A grinding device comprising a chuck table for sucking and holding the lower surface of a workpiece having a bending force of an outer circumferential portion by a holding surface, and a grinding mechanism for grinding the upper surface of the workpiece held by the holding surface with a grinding stone. ,
a groove forming unit for forming a groove having a depth equal to or less than a depth that the grinding wheel grinds on an upper surface of the workpiece before holding the workpiece by the holding surface;
The groove forming unit,
a support unit for supporting the workpiece;
A laser processing unit for irradiating a laser beam having an absorption wavelength with respect to the workpiece to the upper surface of the workpiece supported by the support unit.
including,
The laser processing unit positions a convergence point of a laser beam according to the height of the upper surface of the workpiece supported by the support unit, forms the groove on the upper surface of the workpiece by the laser beam, and bends the workpiece upward.

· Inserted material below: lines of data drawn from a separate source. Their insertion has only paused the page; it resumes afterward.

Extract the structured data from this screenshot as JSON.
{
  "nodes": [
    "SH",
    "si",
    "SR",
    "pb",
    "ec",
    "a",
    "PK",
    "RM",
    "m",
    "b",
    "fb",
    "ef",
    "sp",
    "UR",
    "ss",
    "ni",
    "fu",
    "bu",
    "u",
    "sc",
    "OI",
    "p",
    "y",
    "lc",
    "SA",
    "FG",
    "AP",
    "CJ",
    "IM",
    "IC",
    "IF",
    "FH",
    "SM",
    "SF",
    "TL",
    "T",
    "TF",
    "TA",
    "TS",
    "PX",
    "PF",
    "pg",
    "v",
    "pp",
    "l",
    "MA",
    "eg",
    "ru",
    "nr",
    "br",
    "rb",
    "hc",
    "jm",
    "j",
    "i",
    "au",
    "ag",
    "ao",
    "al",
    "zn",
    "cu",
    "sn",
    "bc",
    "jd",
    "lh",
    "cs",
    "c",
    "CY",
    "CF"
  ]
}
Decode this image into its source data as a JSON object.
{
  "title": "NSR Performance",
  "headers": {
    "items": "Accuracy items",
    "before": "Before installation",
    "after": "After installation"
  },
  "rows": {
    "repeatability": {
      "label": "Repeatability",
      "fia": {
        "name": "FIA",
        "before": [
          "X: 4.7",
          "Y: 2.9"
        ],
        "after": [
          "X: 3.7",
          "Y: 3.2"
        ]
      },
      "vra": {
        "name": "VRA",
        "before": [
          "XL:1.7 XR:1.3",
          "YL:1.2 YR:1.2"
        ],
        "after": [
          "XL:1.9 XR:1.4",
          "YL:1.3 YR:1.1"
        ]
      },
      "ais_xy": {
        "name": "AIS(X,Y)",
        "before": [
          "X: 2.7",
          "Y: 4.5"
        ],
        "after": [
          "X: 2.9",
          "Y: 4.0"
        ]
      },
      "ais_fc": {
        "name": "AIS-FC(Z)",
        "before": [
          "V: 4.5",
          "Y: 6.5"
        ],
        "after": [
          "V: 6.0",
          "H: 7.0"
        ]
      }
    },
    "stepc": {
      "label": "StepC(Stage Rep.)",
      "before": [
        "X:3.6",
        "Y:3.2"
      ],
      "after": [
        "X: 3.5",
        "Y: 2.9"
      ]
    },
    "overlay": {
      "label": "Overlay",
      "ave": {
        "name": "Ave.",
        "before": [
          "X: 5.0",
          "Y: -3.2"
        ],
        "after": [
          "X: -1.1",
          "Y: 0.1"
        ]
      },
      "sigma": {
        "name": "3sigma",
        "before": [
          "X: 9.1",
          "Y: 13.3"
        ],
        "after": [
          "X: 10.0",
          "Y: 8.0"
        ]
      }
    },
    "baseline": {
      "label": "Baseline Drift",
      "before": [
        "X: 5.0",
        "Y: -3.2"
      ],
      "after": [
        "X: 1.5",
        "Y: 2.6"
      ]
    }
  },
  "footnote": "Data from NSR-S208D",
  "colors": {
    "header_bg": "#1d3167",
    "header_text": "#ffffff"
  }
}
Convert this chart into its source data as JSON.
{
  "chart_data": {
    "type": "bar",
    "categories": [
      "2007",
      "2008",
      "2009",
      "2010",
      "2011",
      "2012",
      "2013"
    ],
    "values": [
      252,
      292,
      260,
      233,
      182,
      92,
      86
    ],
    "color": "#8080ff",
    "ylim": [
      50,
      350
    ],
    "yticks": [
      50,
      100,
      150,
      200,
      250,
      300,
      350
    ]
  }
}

A grinding device that weakens the The method of claim 1, wherein the groove forming unit comprises: a height measuring device for measuring a height of a curved outer edge of the workpiece supported by the support unit and a height of a central upper surface of the workpiece supported by the support unit; A warpage calculation unit for calculating a difference between the height of the outer circumferential edge and the height of the upper central surface measured by a height measuring device;
and a groove condition determination unit for determining at least the number of grooves based on the difference calculated by the warp amount calculation unit.